Oud Beijerland polder, 1810* |
We found a farm house at 277 Zinkweg that seemed to fit the location indicated by the map, but it was getting on toward dinner time, so I drove wife and daughter back to our hotel in Oud Beijerland before returning on my own to investigate.
There were people in the yard so I walked down the driveway to make inquiries. They knew little English, but eventually a young woman figured out that I was asking about Fonkerts. She pointed to a tablet set, perhaps, 12 feet high on the north exterior wall. Sure enough, it read:
DEN EERSTE STEEN
GELEGD DOOR
JANNETJE FONKERT
OP DEN 5 MEI 1858
No complaints, but it was not the tablet I was looking for. The current ownders said they knew of a Fonkert family up the road and led me to 276 Zinkweg, where a knock on the door brought out a real Fonkert. Aart invited me in, but language remained a challenge. Luckily, Aart's sister soon arrived and helped with the translating. Looking at the family history that had led me to the Zinkweg, she recognized their great-grandfather: Dirk Fonkert, born 1833 to Dirk Pietersz Fonkert and Neeltje Schelling. According to the family history, after the elder Dirk died in 1860, the younger Dirk bought the parental farm house and 24 hectares of the 100-hectare farm (about 247 acres).
Aart drove me to a second farm house, the next house south of the first house I had visited. The first was about 500 feet north of where the Plaastsweg, now called 2nd Kruisweg (crossway), dead-ends into the Zinkweg. The second house was on the south side of the Plaatsweg. Aart's sister thought her father's cousin had lived there until 1960. My journal, written later that evening, says there, "sure enough, was the 1903 Nelia Fonkert stone I had been looking for." There is a problem, however: from the photo I took, the inscription appears to read:
DE EERSTE STEEN GELEGD
door
NELIA JANNETJE FONKERT
OUD 24 JAAR
DEN 12 JULI 1800
Something is wrong. The name is slightly different (Jansje instead of Jannetje) from the translation above, but more importantly, it is in error by 103 years. (My journal entry says "1903," but I probably copied the name and date from the family history later that evening at the hotel.) The "8" in 1800 might possibly be a "9," but the lower loop seems to be closed in the style of an "8." Is it possible the stone should read "1900?"
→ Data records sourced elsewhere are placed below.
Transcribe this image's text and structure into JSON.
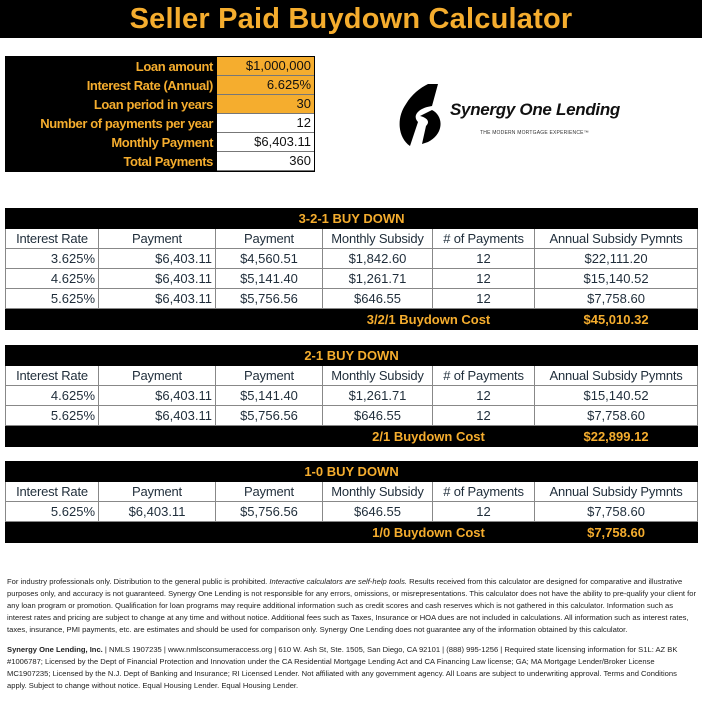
{
  "title": "Seller Paid Buydown Calculator",
  "inputs": [
    {
      "label": "Loan amount",
      "value": "$1,000,000",
      "highlight": true
    },
    {
      "label": "Interest Rate (Annual)",
      "value": "6.625%",
      "highlight": true
    },
    {
      "label": "Loan period in years",
      "value": "30",
      "highlight": true
    },
    {
      "label": "Number of payments per year",
      "value": "12",
      "highlight": false
    },
    {
      "label": "Monthly Payment",
      "value": "$6,403.11",
      "highlight": false
    },
    {
      "label": "Total Payments",
      "value": "360",
      "highlight": false
    }
  ],
  "logo": {
    "name": "Synergy One Lending",
    "tagline": "THE MODERN MORTGAGE EXPERIENCE™"
  },
  "columns": [
    "Interest Rate",
    "Payment",
    "Payment",
    "Monthly Subsidy",
    "# of Payments",
    "Annual Subsidy Pymnts"
  ],
  "tables": [
    {
      "title": "3-2-1 BUY DOWN",
      "rows": [
        [
          "3.625%",
          "$6,403.11",
          "$4,560.51",
          "$1,842.60",
          "12",
          "$22,111.20"
        ],
        [
          "4.625%",
          "$6,403.11",
          "$5,141.40",
          "$1,261.71",
          "12",
          "$15,140.52"
        ],
        [
          "5.625%",
          "$6,403.11",
          "$5,756.56",
          "$646.55",
          "12",
          "$7,758.60"
        ]
      ],
      "cost_label": "3/2/1 Buydown Cost",
      "cost_value": "$45,010.32"
    },
    {
      "title": "2-1 BUY DOWN",
      "rows": [
        [
          "4.625%",
          "$6,403.11",
          "$5,141.40",
          "$1,261.71",
          "12",
          "$15,140.52"
        ],
        [
          "5.625%",
          "$6,403.11",
          "$5,756.56",
          "$646.55",
          "12",
          "$7,758.60"
        ]
      ],
      "cost_label": "2/1 Buydown Cost",
      "cost_value": "$22,899.12"
    },
    {
      "title": "1-0 BUY DOWN",
      "rows": [
        [
          "5.625%",
          "$6,403.11",
          "$5,756.56",
          "$646.55",
          "12",
          "$7,758.60"
        ]
      ],
      "cost_label": "1/0 Buydown Cost",
      "cost_value": "$7,758.60"
    }
  ],
  "disclaimer": {
    "p1a": "For industry professionals only. Distribution to the general public is prohibited. ",
    "p1b": "Interactive calculators are self-help tools.",
    "p1c": "  Results received from this calculator are designed for comparative and illustrative purposes only, and accuracy is not guaranteed. Synergy One Lending is not responsible for any errors, omissions, or misrepresentations. This calculator does not have the ability to pre-qualify your client for any loan program or promotion. Qualification for loan programs may require additional information such as credit scores and cash reserves which is not gathered in this calculator. Information such as interest rates and pricing are subject to change at any time and without notice. Additional fees such as Taxes, Insurance or HOA dues are not included in calculations. All information such as interest rates, taxes, insurance, PMI payments, etc. are estimates and should be used for comparison only. Synergy One Lending does not guarantee any of the information obtained by this calculator.",
    "p2a": "Synergy One Lending, Inc.",
    "p2b": " | NMLS 1907235 | www.nmlsconsumeraccess.org | 610 W. Ash St, Ste. 1505, San Diego, CA 92101 | (888) 995-1256 | Required state licensing information for S1L: AZ BK #1006787; Licensed by the Dept of Financial Protection and Innovation under the CA Residential Mortgage Lending Act and CA Financing Law license; GA; MA Mortgage Lender/Broker License MC1907235; Licensed by the N.J. Dept of Banking and Insurance; RI Licensed Lender. Not affiliated with any government agency. All Loans are subject to underwriting approval. Terms and Conditions apply. Subject to change without notice. Equal Housing Lender. Equal Housing Lender."
  }
}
Aart Fonkert had said that Nelia was his grandfather's sister. Indeed, civil registrations document that Nelia Jannetje Fonkert was born at Oud Beijerland 31 December 1875, the daughter of Dirk Fonkert and Jannetje Saarloos; she would have been 24 in 1900. The family history says the farm house was rebuilt in 1903 after a house fire, but "1903" might be the author's typo. Possibly, Netherlands property records might clarify the date.
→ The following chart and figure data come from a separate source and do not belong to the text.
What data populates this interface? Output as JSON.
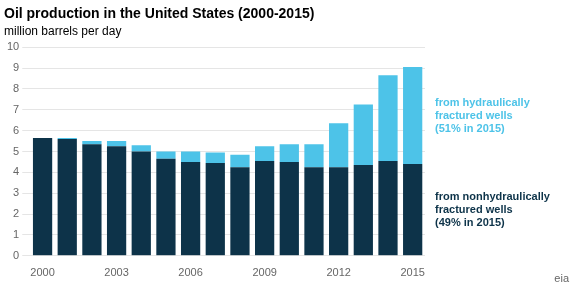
{
  "chart_data": {
    "type": "bar",
    "title": "Oil production in the United States (2000-2015)",
    "subtitle": "million barrels per day",
    "categories": [
      "2000",
      null,
      null,
      "2003",
      null,
      null,
      "2006",
      null,
      null,
      "2009",
      null,
      null,
      "2012",
      null,
      null,
      "2015"
    ],
    "series": [
      {
        "name": "from nonhydraulically\nfractured wells\n(49% in 2015)",
        "color": "#0d3349",
        "values": [
          5.65,
          5.6,
          5.35,
          5.25,
          5.0,
          4.65,
          4.5,
          4.45,
          4.25,
          4.55,
          4.5,
          4.25,
          4.25,
          4.35,
          4.55,
          4.4
        ]
      },
      {
        "name": "from hydraulically\nfractured wells\n(51% in 2015)",
        "color": "#4dc3e8",
        "values": [
          0.0,
          0.05,
          0.15,
          0.25,
          0.3,
          0.35,
          0.5,
          0.5,
          0.6,
          0.7,
          0.85,
          1.1,
          2.1,
          2.9,
          4.1,
          4.65
        ]
      }
    ],
    "stacked": true,
    "ylim": [
      0,
      10
    ],
    "yticks": [
      0,
      1,
      2,
      3,
      4,
      5,
      6,
      7,
      8,
      9,
      10
    ],
    "grid": true,
    "annotations": [
      "eia"
    ]
  }
}
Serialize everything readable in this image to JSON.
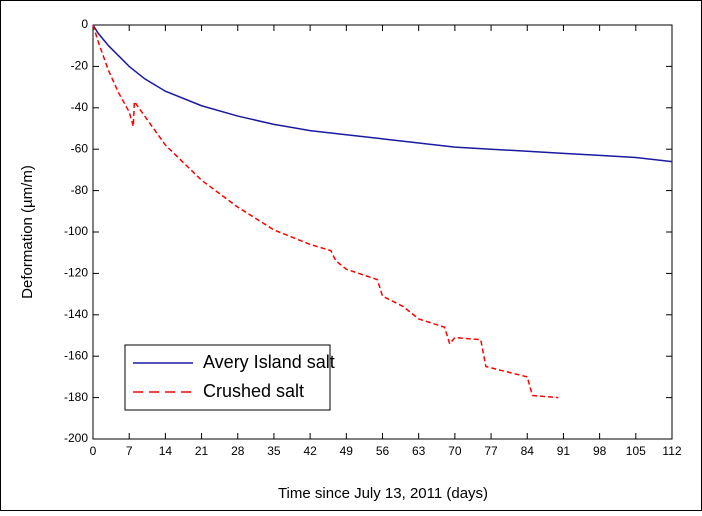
{
  "chart_data": {
    "type": "line",
    "x_label": "Time since July 13, 2011 (days)",
    "y_label": "Deformation (µm/m)",
    "xlim": [
      0,
      112
    ],
    "ylim": [
      -200,
      0
    ],
    "xticks": [
      0,
      7,
      14,
      21,
      28,
      35,
      42,
      49,
      56,
      63,
      70,
      77,
      84,
      91,
      98,
      105,
      112
    ],
    "yticks": [
      0,
      -20,
      -40,
      -60,
      -80,
      -100,
      -120,
      -140,
      -160,
      -180,
      -200
    ],
    "legend": "lower left",
    "series": [
      {
        "name": "Avery Island salt",
        "color": "#1a1aa0",
        "dash": "solid",
        "x": [
          0,
          1,
          3,
          5,
          7,
          10,
          14,
          21,
          28,
          35,
          42,
          49,
          56,
          63,
          70,
          77,
          84,
          91,
          98,
          105,
          112
        ],
        "values": [
          0,
          -4,
          -10,
          -15,
          -20,
          -26,
          -32,
          -39,
          -44,
          -48,
          -51,
          -53,
          -55,
          -57,
          -59,
          -60,
          -61,
          -62,
          -63,
          -64,
          -66
        ]
      },
      {
        "name": "Crushed salt",
        "color": "#ff0000",
        "dash": "dashed",
        "x": [
          0,
          1,
          3,
          5,
          7,
          7.8,
          8,
          10,
          14,
          21,
          28,
          35,
          42,
          46,
          47,
          49,
          55,
          56,
          60,
          63,
          68,
          69,
          70,
          75,
          76,
          84,
          85,
          90
        ],
        "values": [
          0,
          -8,
          -22,
          -33,
          -42,
          -49,
          -37,
          -44,
          -58,
          -75,
          -88,
          -99,
          -106,
          -109,
          -114,
          -118,
          -123,
          -131,
          -136,
          -142,
          -146,
          -154,
          -151,
          -152,
          -165,
          -170,
          -179,
          -180
        ]
      }
    ]
  }
}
The day already had delivered more "happy dance" moments that a family history researcher could ever expect, but more surprises were in store. The Zinkweg is a dijk-road -- that is, it runs on top of the dike forming the west boundary of the Oud Beijerland polder. In front of the second house, a small arched stone and brick bridge connects the farm house to the the Zinkweg. It, too, has a stone tablet. It reads: "DEN EERSTEN STEEN GELEGD DOOR DIRK FONKERT DZ OP DEN 26 JUNI 1856." This was likely Nelia Jannetje's father, Dirk, son of Dirk Fonkert and Neeltje Schelling.
The biggest surprise was back at the hotel. I had been gone longer than I should have been. When I belatedly returned, I found wife and daughters sitting in the dining room with the woman from Marienhof (see "Dirck Fonckert," 10 December 2015). An unfamiliar man was with her. He, too, had a notebook. He was Henry den Hartigh, the local historian who had researched the farm history. He told us that 17th-century house (now used as a garage) we had visited at Marienhof was the oldest surviving building in Westmaas. He had photos of the hearth, ceiling timbers, windows and other architectural features of the 1610 house.
But, what about those houses back on the Zinkweg? The two sons -- Dirk and Klaas -- who bought the two farm houses were brother of my great-great-grandfather, Pieter Fonkert. Pieter got cash, but apparently no land from the 1860s auction. My Christmas Eve post will summarize 300 years of Fonkert history in the Hoekse Waard, including two sets of cousin marriages and the gift of a valuable silver baptismal bowl to the Klaaswaal church.
What a great story. How wonderful that you were able to visit several sites still in existence in the ancestral village.